Nun betrachtet Herr Heinz das Verständnis von Krankheit und stellt uns zunächst ein lebensweltliches Verständnis von ihr vor. Darin geht es um Leiden und Beeinträchtigung, oder gar ein Übel, das ein Leiden ohne aufrechterhaltende äußere Ursachen darstellt. Darin sind wesentliche Funktionen behindert, das Sterberisiko mag erhöht sein und die Lebensfreude wurde verloren.Diese Betrachtung hat den Mangel, dass sie normativ lebensweltliche Begriffe mit wissenschaftlich-medizinischen Termini vermischt, also letztlich unklar bleibt.

Dann könnte Krankheit auch als wesentliche Funktionsstörung eines Organs betrachtet werden. Das wäre eine Störung, die das Überleben und die Fortpflanzungsfähigkeit beeinträchtigte. Auch dafür gälte eine Abweichung von einer statistischen Norm.
Hier kritisiert Herr Heinz die Biologisierung von Normen mit dem Verweis auf die Homosexualität, die nach dieser Definition eine Krankheit darstellen würde. Hinzu kommt, dass es schwerlich eine Einigungsmöglichkeit darüber geben wird, welche Funktionen denn tatsächlich wesentlich sind.

Psychiatrie

Herr Heinz ist Psychiater, der angehende Psychiater ausbildet. Er vermittelt ihnen einen sog. „vereinfachten psychopathologischen Befund“ zum Ausschluss psychiatrischer Erkrankungen.

Wenn die Patient*innen wach und orientiert sind und dazu noch über ihre Auffassungsgabe verfügen, lässt sich ein hirnorganisches Syndrom ausschließen.

Wenn die Patient*innen dazu noch konzentrations- und merkfähig sind und auch auf ihr Gedächtnis zugreifen können, kann ein „Chronisches Hirnorganisches Syndrom“ (z.B. Demenz) ausgeschlossen werden.
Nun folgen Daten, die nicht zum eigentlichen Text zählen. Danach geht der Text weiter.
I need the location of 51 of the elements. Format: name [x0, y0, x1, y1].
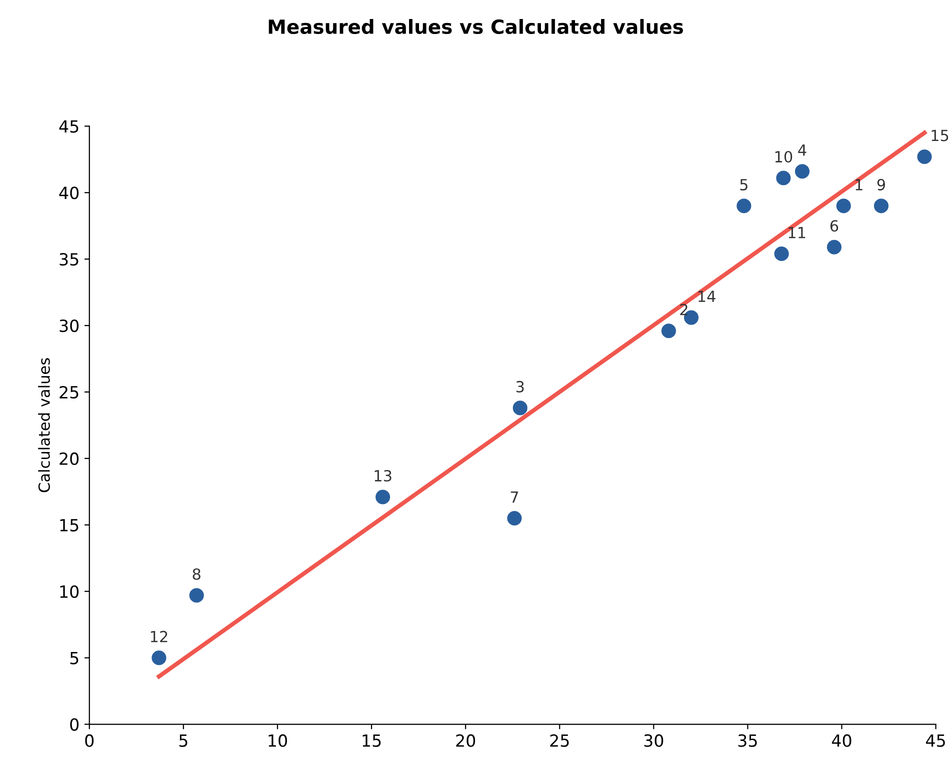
x-tick-label: 15	[362, 734, 381, 747]
chart-title: Measured values vs Calculated values	[268, 19, 683, 34]
x-tick-label: 35	[738, 734, 757, 747]
y-tick-label: 20	[60, 452, 79, 466]
x-tick-label: 0	[85, 734, 94, 747]
point	[376, 490, 390, 504]
annotation: 7	[510, 491, 518, 503]
point	[512, 400, 528, 416]
annotation: 8	[192, 568, 200, 580]
y-tick-label: 35	[60, 253, 78, 266]
annotation: 9	[877, 178, 886, 190]
point	[836, 198, 851, 214]
point	[774, 246, 789, 262]
annotation: 15	[932, 130, 948, 142]
y-tick-label: 40	[59, 186, 79, 200]
x-tick-label: 30	[644, 734, 664, 747]
point	[776, 170, 791, 186]
y-tick-label: 45	[59, 120, 78, 133]
x-tick-label: 25	[550, 734, 569, 747]
point	[736, 198, 752, 214]
x-tick-label: 20	[456, 734, 476, 747]
annotation: 13	[374, 470, 392, 482]
annotation: 12	[150, 630, 168, 642]
annotation: 1	[856, 179, 862, 190]
y-tick-label: 15	[60, 519, 78, 532]
annotation: 11	[788, 226, 806, 238]
x-tick-label: 40	[832, 734, 852, 747]
point	[826, 240, 842, 254]
y-tick-label: 0	[70, 718, 79, 731]
annotation: 14	[698, 290, 716, 302]
annotation: 10	[775, 150, 792, 163]
y-tick-label: 25	[60, 386, 78, 399]
annotation: 6	[830, 220, 838, 232]
y-tick-label: 30	[60, 319, 79, 332]
point	[661, 324, 676, 338]
point	[189, 588, 204, 603]
annotation: 4	[798, 144, 806, 156]
annotation: 3	[516, 380, 524, 392]
y-tick-label: 5	[70, 652, 78, 664]
annotation: 2	[680, 304, 688, 316]
y-tick-label: 10	[60, 585, 79, 598]
x-tick-label: 45	[926, 734, 945, 747]
point	[152, 650, 166, 666]
point	[917, 149, 932, 164]
annotation: 5	[740, 179, 748, 190]
point	[507, 510, 522, 526]
point	[794, 164, 810, 179]
x-tick-label: 10	[268, 734, 287, 747]
y-axis-title: Calculated values	[38, 358, 50, 492]
x-tick-label: 5	[179, 734, 188, 747]
point	[874, 198, 889, 214]
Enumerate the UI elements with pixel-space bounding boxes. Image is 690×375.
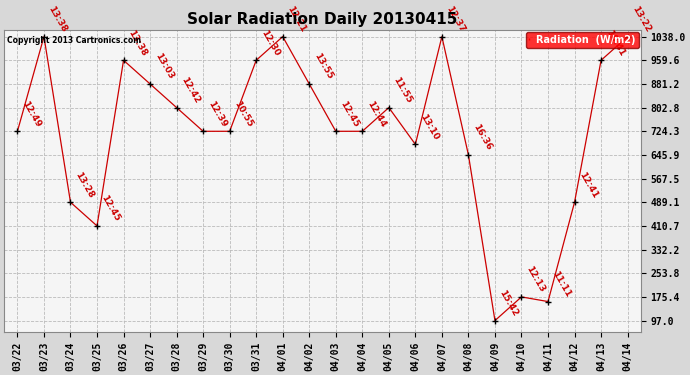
Text: 12:13: 12:13	[524, 265, 546, 294]
Text: 12:41: 12:41	[578, 170, 600, 200]
Text: 12:45: 12:45	[339, 99, 361, 129]
Text: 13:38: 13:38	[126, 28, 148, 57]
Text: 12:21: 12:21	[286, 4, 308, 34]
Text: 12:30: 12:30	[259, 28, 281, 57]
Text: 15:42: 15:42	[497, 288, 520, 318]
Text: 13:38: 13:38	[47, 4, 69, 34]
Text: 12:42: 12:42	[179, 75, 201, 105]
Text: 13:55: 13:55	[312, 52, 334, 81]
Text: 11:11: 11:11	[551, 270, 573, 299]
Text: 12:39: 12:39	[206, 99, 228, 129]
Title: Solar Radiation Daily 20130415: Solar Radiation Daily 20130415	[187, 12, 457, 27]
Text: 10:55: 10:55	[233, 99, 255, 129]
Text: 12:49: 12:49	[20, 99, 43, 129]
Text: 12:45: 12:45	[100, 194, 122, 223]
Text: 13:03: 13:03	[153, 52, 175, 81]
Text: 13:28: 13:28	[73, 170, 95, 200]
Text: 16:36: 16:36	[471, 123, 493, 152]
Text: 10:41: 10:41	[604, 28, 626, 57]
Legend: Radiation  (W/m2): Radiation (W/m2)	[526, 32, 639, 48]
Text: 11:55: 11:55	[392, 75, 414, 105]
Text: Copyright 2013 Cartronics.com: Copyright 2013 Cartronics.com	[8, 36, 141, 45]
Text: 13:22: 13:22	[631, 4, 653, 34]
Text: 12:44: 12:44	[365, 99, 387, 129]
Text: 13:10: 13:10	[418, 112, 440, 142]
Text: 12:37: 12:37	[444, 4, 467, 34]
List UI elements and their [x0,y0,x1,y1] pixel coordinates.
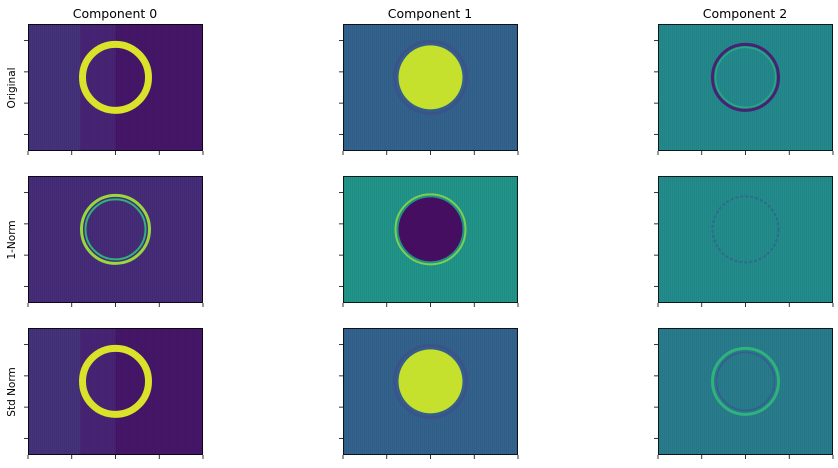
panel-original-component-2 [654,24,834,155]
ring-feature [711,42,780,112]
panel-frame [28,328,203,455]
noise-texture [28,176,203,303]
inner-ring-feature [714,46,777,109]
panel-grid [24,24,834,459]
disk-halo [394,193,467,266]
panel-1-norm-component-2 [654,176,834,307]
panel-frame [343,24,518,151]
panel-frame [658,176,833,303]
disk-halo [393,343,468,419]
inner-ring-feature [715,351,776,412]
noise-texture [658,176,833,303]
row-label-original: Original [6,67,18,108]
panel-original-component-1 [339,24,519,155]
ring-feature [711,346,780,416]
panel-std-norm-component-1 [339,328,519,459]
disk-halo [393,39,468,115]
panel-frame [658,328,833,455]
panel-1-norm-component-0 [24,176,204,307]
ring-feature [80,193,151,265]
panel-original-component-0 [24,24,204,155]
panel-std-norm-component-0 [24,328,204,459]
ring-feature [79,344,152,418]
row-label-std-norm: Std Norm [6,367,18,416]
panel-frame [28,24,203,151]
ring-feature [79,40,152,114]
panel-frame [343,328,518,455]
panel-frame [658,24,833,151]
disk-feature [398,45,463,110]
panel-frame [343,176,518,303]
column-title-component-2: Component 2 [703,6,788,21]
panel-1-norm-component-1 [339,176,519,307]
row-label-1-norm: 1-Norm [6,220,18,259]
panel-std-norm-component-2 [654,328,834,459]
disk-feature [398,197,463,262]
inner-ring-feature [84,198,147,261]
column-title-component-0: Component 0 [73,6,158,21]
disk-feature [398,349,463,414]
panel-frame [28,176,203,303]
ring-feature [711,195,780,264]
column-title-component-1: Component 1 [388,6,473,21]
Nun prüft Herr Heinz die Denkabläufe auf ihre formale Kohärenz, ihre Inhalte auf Anzeichen von Wahnerleben, ihre Verbindung zum Ich und das Vorliegen von Halluzinationen.
Bei einem negativen Befund kann nun auch die „Schizophrene Episode“ ausgeschlossen werden.

Zuletzt wird noch nach der Stimmung, dem Antrieb und dem Schlaf gefragt. Hier besagt der negative Befund, dass auch keine affektive Störung vorliegt.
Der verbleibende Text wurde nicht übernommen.